La filière marocaine de l’avocat fragilisée par la canicule
Secouée par une canicule ayant réduit de moitié les volumes attendus, la filière marocaine de l’avocat s’apprête à vivre une campagne 2025-2026 à fort enjeu. Entre risques de tensions sur le marché intérieur et opportunités à l’export, le secteur cherche à transformer ce défi climatique en levier de compétitivité.
Portée par une croissance continue ces dernières années, la filière marocaine de l’avocat se prépare à une campagne 2025-2026 qui s’annonce tendue. La vague de chaleur exceptionnelle qui a frappé le Royaume à la fin du mois de juin a gravement affecté les vergers, réduisant significativement le potentiel de production nationale.
Selon les estimations des professionnels, l’épisode caniculaire, qui a duré trois jours, a anéanti près de 50 % des récoltes attendues, soit environ 80 000 tonnes. Un coup dur pour le secteur, alors que la demande mondiale pour l’avocat connaît un essor soutenu, tant sur les marchés européens traditionnels que dans de nouveaux débouchés en Afrique et au Moyen-Orient.
Malgré l’ampleur des pertes, les acteurs de la filière se veulent rassurants. Ils soulignent que si les perturbations climatiques auront un impact notable, les volumes exploitables resteront conséquents.
Lire aussi : Canicule : Quand la chaleur révèle les fractures d’un monde qui brûle
Cette résilience s’explique par l’élargissement considérable des superficies plantées au Maroc ces dernières années. De nombreux vergers sont désormais en pleine maturité, permettant d’amortir partiellement le choc. Selon les estimations, l’impact réel ne devrait pas dépasser un tiers de la production, ramenant l’offre nationale à un niveau similaire à celui de la saison écoulée.
La contraction de l’offre risque néanmoins d’entraîner des ajustements stratégiques. Certaines grandes exploitations, orientées vers l’export, pourraient différer volontairement leurs récoltes afin de profiter de prix plus avantageux sur les marchés internationaux. Une logique économique compréhensible, mais qui pourrait générer une tension sur l’approvisionnement du marché domestique et se traduire par une hausse des prix à la consommation.
Les professionnels rappellent toutefois que tous les producteurs n’ont pas la même marge de manœuvre : certains peuvent se permettre d’attendre, d’autres doivent vendre rapidement. Cette diversité de profils contribue à assurer un flux régulier de produits tout au long de la saison et limite les risques de pénurie.
Le calendrier traditionnel de la filière joue également en faveur d’un équilibre relatif. La saison marocaine d’export débute en novembre avec des prix généralement élevés, avant de se stabiliser en décembre, lorsque la concurrence du Pérou, du Mexique et de l’Espagne se fait plus forte. Dans ce contexte, une offre réduite en début de campagne pourrait soutenir les prix, mais sans provoquer de flambée incontrôlée.

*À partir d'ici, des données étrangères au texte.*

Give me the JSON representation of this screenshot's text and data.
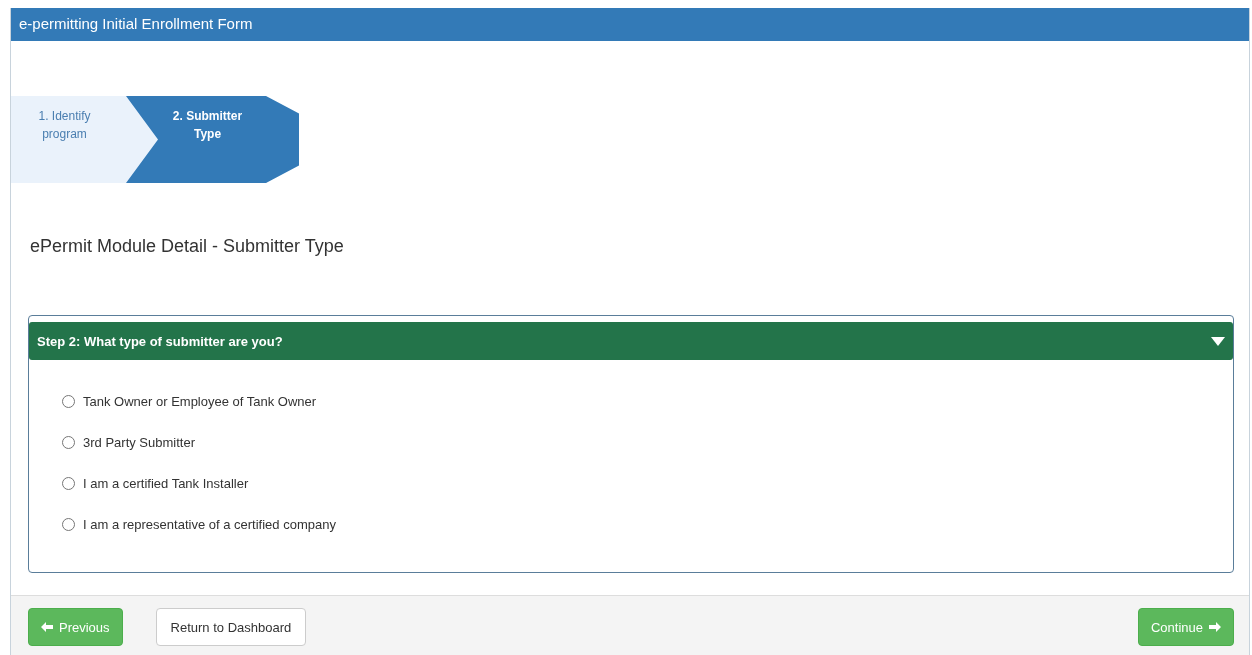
{
  "window": {
    "title": "e-permitting Initial Enrollment Form"
  },
  "steps": [
    {
      "label": "1. Identify program",
      "selected": false
    },
    {
      "label": "2. Submitter Type",
      "selected": true
    }
  ],
  "heading": "ePermit Module Detail - Submitter Type",
  "panel": {
    "title": "Step 2: What type of submitter are you?",
    "expanded": true,
    "options": [
      {
        "label": "Tank Owner or Employee of Tank Owner",
        "checked": false
      },
      {
        "label": "3rd Party Submitter",
        "checked": false
      },
      {
        "label": "I am a certified Tank Installer",
        "checked": false
      },
      {
        "label": "I am a representative of a certified company",
        "checked": false
      }
    ]
  },
  "buttons": [
    {
      "kind": "previous",
      "label": "Previous"
    },
    {
      "kind": "plain",
      "label": "Return to Dashboard"
    },
    {
      "kind": "next",
      "label": "Continue"
    }
  ]
}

Au-delà de l’épreuve climatique, la situation actuelle pourrait aussi ouvrir des perspectives. Les exportateurs marocains ont la possibilité de mettre en avant la qualité gustative des fruits épargnés par la chaleur et de renforcer leur présence sur les segments premium du marché européen, particulièrement friands d’avocats haut de gamme.
Selon les experts, pour la saison 2025-2026, l’enjeu central sera donc de préserver un équilibre délicat : maintenir la compétitivité internationale tout en garantissant un approvisionnement suffisant au marché intérieur. La capacité du secteur à ajuster ses dates de récolte, optimiser sa logistique et répondre avec souplesse aux aléas climatiques sera déterminante pour conforter la réputation du Maroc comme fournisseur fiable sur le marché mondial de l’avocat.